As the economy weakens due to higher interest rates, more cuts to earnings forecasts are likely. Although the Federal Reserve might be concluding its interest rate increases, rates are expected to remain elevated for a while. Higher interest rates typically have a delayed negative impact on the economy and companies’ sales. The stock market is particularly vulnerable because it is already expensive, with the S&P 500 trading at approximately 18 times the expected EPS for its component companies over the next twelve months. This ratio has increased even as bond yields have risen, indicating the stock market’s current optimism towards earnings growth. Consequently, stocks could experience significant declines if analysts begin to lower EPS estimates.

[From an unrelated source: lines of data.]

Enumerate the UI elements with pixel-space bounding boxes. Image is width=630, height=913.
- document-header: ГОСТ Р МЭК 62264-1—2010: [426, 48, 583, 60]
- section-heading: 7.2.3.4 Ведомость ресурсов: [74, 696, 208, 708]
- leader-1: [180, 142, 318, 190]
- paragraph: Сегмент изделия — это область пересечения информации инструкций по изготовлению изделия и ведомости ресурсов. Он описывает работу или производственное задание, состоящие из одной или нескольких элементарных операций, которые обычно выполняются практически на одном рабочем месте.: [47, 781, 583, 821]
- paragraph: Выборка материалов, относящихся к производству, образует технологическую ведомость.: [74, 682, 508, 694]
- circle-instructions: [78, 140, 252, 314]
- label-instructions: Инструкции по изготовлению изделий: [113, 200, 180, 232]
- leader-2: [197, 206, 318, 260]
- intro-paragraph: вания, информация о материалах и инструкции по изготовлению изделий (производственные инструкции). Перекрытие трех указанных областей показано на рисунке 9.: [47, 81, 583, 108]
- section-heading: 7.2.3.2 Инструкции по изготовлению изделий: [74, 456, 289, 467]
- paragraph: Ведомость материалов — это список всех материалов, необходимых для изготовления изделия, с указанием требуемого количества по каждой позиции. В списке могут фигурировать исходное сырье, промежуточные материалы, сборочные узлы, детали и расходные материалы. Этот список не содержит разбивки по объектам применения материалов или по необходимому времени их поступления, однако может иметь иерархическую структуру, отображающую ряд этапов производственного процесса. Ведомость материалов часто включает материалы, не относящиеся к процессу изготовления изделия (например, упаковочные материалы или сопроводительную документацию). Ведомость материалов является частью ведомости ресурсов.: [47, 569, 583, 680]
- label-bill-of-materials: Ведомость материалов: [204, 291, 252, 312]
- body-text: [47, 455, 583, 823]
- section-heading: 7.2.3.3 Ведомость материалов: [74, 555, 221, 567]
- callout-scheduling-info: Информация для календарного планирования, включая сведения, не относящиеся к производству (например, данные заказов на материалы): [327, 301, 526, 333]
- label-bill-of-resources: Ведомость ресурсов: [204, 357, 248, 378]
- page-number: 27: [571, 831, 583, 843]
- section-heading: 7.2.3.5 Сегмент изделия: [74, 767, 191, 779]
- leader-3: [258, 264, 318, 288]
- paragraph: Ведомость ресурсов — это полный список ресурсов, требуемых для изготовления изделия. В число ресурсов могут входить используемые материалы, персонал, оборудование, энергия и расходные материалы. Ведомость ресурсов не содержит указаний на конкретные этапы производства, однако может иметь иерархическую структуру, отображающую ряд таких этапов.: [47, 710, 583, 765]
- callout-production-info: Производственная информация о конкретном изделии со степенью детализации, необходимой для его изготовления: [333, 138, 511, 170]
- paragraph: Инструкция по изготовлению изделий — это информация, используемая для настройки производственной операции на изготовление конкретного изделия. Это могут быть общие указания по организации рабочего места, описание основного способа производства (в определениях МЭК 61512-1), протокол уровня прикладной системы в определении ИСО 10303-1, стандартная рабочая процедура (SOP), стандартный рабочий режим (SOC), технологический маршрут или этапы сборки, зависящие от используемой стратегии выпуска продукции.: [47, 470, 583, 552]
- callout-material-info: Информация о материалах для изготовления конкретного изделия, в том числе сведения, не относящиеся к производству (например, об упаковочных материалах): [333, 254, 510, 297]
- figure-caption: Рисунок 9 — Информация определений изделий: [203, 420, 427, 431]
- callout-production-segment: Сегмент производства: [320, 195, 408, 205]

In summary, Wall Street’s forecasts of corporate earnings are projected to decrease, potentially leading to a downturn in the stock market. While optimism has prevailed, recent data suggests a shift in sentiment. Both aggregate forecasts for earnings per share and the percentage of upward revisions have shown slight improvements, but historical patterns indicate that cuts to earnings forecasts become more prevalent during periods of prolonged economic growth. Early signs are already emerging, with downward revisions to earnings estimates for the third quarter. As interest rates rise, these cuts to forecasts may intensify, having a negative effect on the economy and corporate sales. This is especially concerning as the stock market is already trading at elevated levels.